The success of the Genographic Project hinges on collecting samples not from people like me, but from indigenous groups like the Toubou. That’s because the world’s remaining indigenous peoples' ethnic identities are isolated; therefore, their key genetic markers (unlike mine) have remained unaltered for hundreds of generations.

"They really give us a glimpse of our ancestors," Wells says, "because they've preserved their genetic characteristic."

(That very notion of preservation has at least one group less than enthusiastic about the project.)

But is the Genographic Project actually writing an accurate history?

Dr. Joanna Mountain, a Stanford University geneticist, says that much of the project's science is speculative. For example, dating Y chromosome lineages with precision is virtually impossible - and gauging the validity of the study's findings can only be done when they are published.

Still, Mountain, who has worked extensively in east and central Africa, says the goal of all anthropological geneticists is diversity, and to that end, collecting samples from indigenous groups is key. While some remote communities used to regard scientists as blood-thirsty vampires, she says they are now more trusting.

"The excitement overwhelms the fears and concerns," Mountain says, citing Nelson Mandela's decision to trace his maternal line through DNA as an example of the comfort level changing. "People now want to know their ancestry."

Wells says the project has taken great pains to reach out with indigenous groups and create an open dialogue. When the project launched, National Geographic established the Legacy Fund, which uses proceeds from the project to help preserve and protect indigenous populations.
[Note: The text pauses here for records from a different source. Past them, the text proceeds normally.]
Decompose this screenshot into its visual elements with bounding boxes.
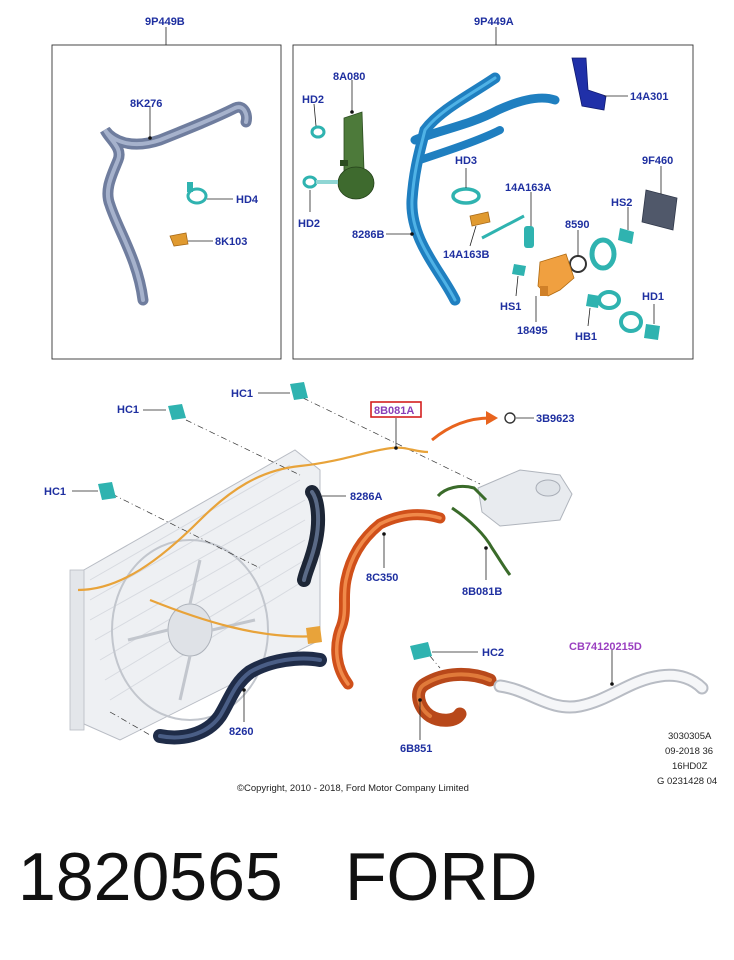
- clip-hc1-a: [168, 404, 186, 420]
- clip-hs1: [512, 264, 526, 276]
- hose-8k276: [100, 101, 252, 306]
- label-9p449b: 9P449B: [145, 16, 185, 28]
- label-hc1-a: HC1: [117, 404, 139, 416]
- label-cb74120215d: CB74120215D: [569, 641, 642, 653]
- highlight-8b081a: [370, 401, 422, 418]
- label-8c350: 8C350: [366, 572, 398, 584]
- copyright-text: ©Copyright, 2010 - 2018, Ford Motor Comp…: [237, 783, 469, 794]
- label-hd1: HD1: [642, 291, 664, 303]
- clip-hd4: [186, 182, 208, 205]
- footer-part-number: 1820565: [18, 839, 283, 915]
- label-3b9623: 3B9623: [536, 413, 575, 425]
- hose-8286b: [406, 72, 560, 306]
- clip-hc2: [410, 642, 432, 660]
- label-14a163a: 14A163A: [505, 182, 552, 194]
- clip-hb1: [586, 294, 600, 308]
- clip-hd2-top: [310, 125, 326, 139]
- doc-code-line1: 3030305A: [668, 731, 712, 742]
- part-18495: [537, 253, 575, 297]
- label-hc1-b: HC1: [231, 388, 253, 400]
- label-hd2-bottom: HD2: [298, 218, 320, 230]
- label-hc2: HC2: [482, 647, 504, 659]
- clip-hd2-bottom: [302, 175, 338, 189]
- label-18495: 18495: [517, 325, 548, 337]
- label-hd4: HD4: [236, 194, 259, 206]
- label-14a301: 14A301: [630, 91, 669, 103]
- doc-code-block: 3030305A 09-2018 36 16HD0Z G 0231428 04: [657, 731, 717, 787]
- panel-9p449a: 9P449A: [292, 16, 694, 360]
- doc-code-line3: 16HD0Z: [672, 761, 708, 772]
- label-hs1: HS1: [500, 301, 521, 313]
- label-9p449a: 9P449A: [474, 16, 514, 28]
- hose-6b851: [412, 667, 497, 727]
- label-8k276: 8K276: [130, 98, 162, 110]
- part-14a163b: [469, 211, 491, 227]
- label-8286a: 8286A: [350, 491, 382, 503]
- part-8k103: [169, 232, 189, 247]
- panel-9p449b: 9P449B: [51, 16, 282, 360]
- label-9f460: 9F460: [642, 155, 673, 167]
- clip-hc1-c: [98, 482, 116, 500]
- part-8a080: [337, 111, 375, 200]
- part-9f460: [641, 189, 678, 231]
- label-hb1: HB1: [575, 331, 597, 343]
- clip-hd3: [451, 187, 481, 205]
- label-hd3: HD3: [455, 155, 477, 167]
- footer-brand: FORD: [345, 839, 538, 915]
- arrow-to-3b9623: [431, 411, 498, 442]
- label-8590: 8590: [565, 219, 589, 231]
- hose-8286a: [297, 485, 326, 587]
- label-8k103: 8K103: [215, 236, 247, 248]
- label-14a163b: 14A163B: [443, 249, 490, 261]
- doc-code-line2: 09-2018 36: [665, 746, 713, 757]
- label-hc1-c: HC1: [44, 486, 66, 498]
- label-8b081b: 8B081B: [462, 586, 502, 598]
- expansion-tank: [477, 469, 573, 527]
- part-14a163a: [481, 214, 534, 248]
- label-8b081a: 8B081A: [374, 405, 414, 417]
- clip-hd1: [644, 324, 660, 340]
- label-hs2: HS2: [611, 197, 632, 209]
- hose-8c350: [331, 509, 446, 690]
- clip-hs2: [618, 228, 634, 244]
- part-8590: [569, 255, 587, 273]
- hose-8b081b: [436, 484, 512, 576]
- label-8a080: 8A080: [333, 71, 365, 83]
- hose-8260: [153, 651, 327, 745]
- clip-hc1-b: [290, 382, 308, 400]
- hose-cb74120215d: [493, 668, 709, 714]
- label-hd2-top: HD2: [302, 94, 324, 106]
- part-14a301: [571, 57, 607, 111]
- clamp-large: [589, 237, 643, 333]
- doc-code-line4: G 0231428 04: [657, 776, 717, 787]
- label-6b851: 6B851: [400, 743, 432, 755]
- label-8286b: 8286B: [352, 229, 384, 241]
- oring-3b9623: [504, 412, 516, 424]
- label-8260: 8260: [229, 726, 253, 738]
Wells says that to date, roughly $2 million has been raised from the DNA kits sold on the project’s Web site.

I'm just one of 150,000 people who have purchased a kit so far. Wells says that by the end of the project's first year, investigators at the project's regional centers had collected roughly 9,000 samples around the world. He expects that tally to top 100,000 by the end of the study.

The scientist also tells me that because of its high frequency in Western Europe, my lineage (R1b) is quite common in the U.S.; in fact, Wells himself is an R1B guy. Initially, that knowledge makes me feel ordinary in the grand scheme of humankind migration. But, when it comes down to it, which is more intriguing - that one of my ancestors toiled for a French general? Or that my distant uncles rolled the dice and ventured out of Africa, introduced technology to Western Europe, produced innovative cave paintings, overwhelmed the Neanderthals and conquered the wooly mammoth along the way?

I'll be telling version number two from now on.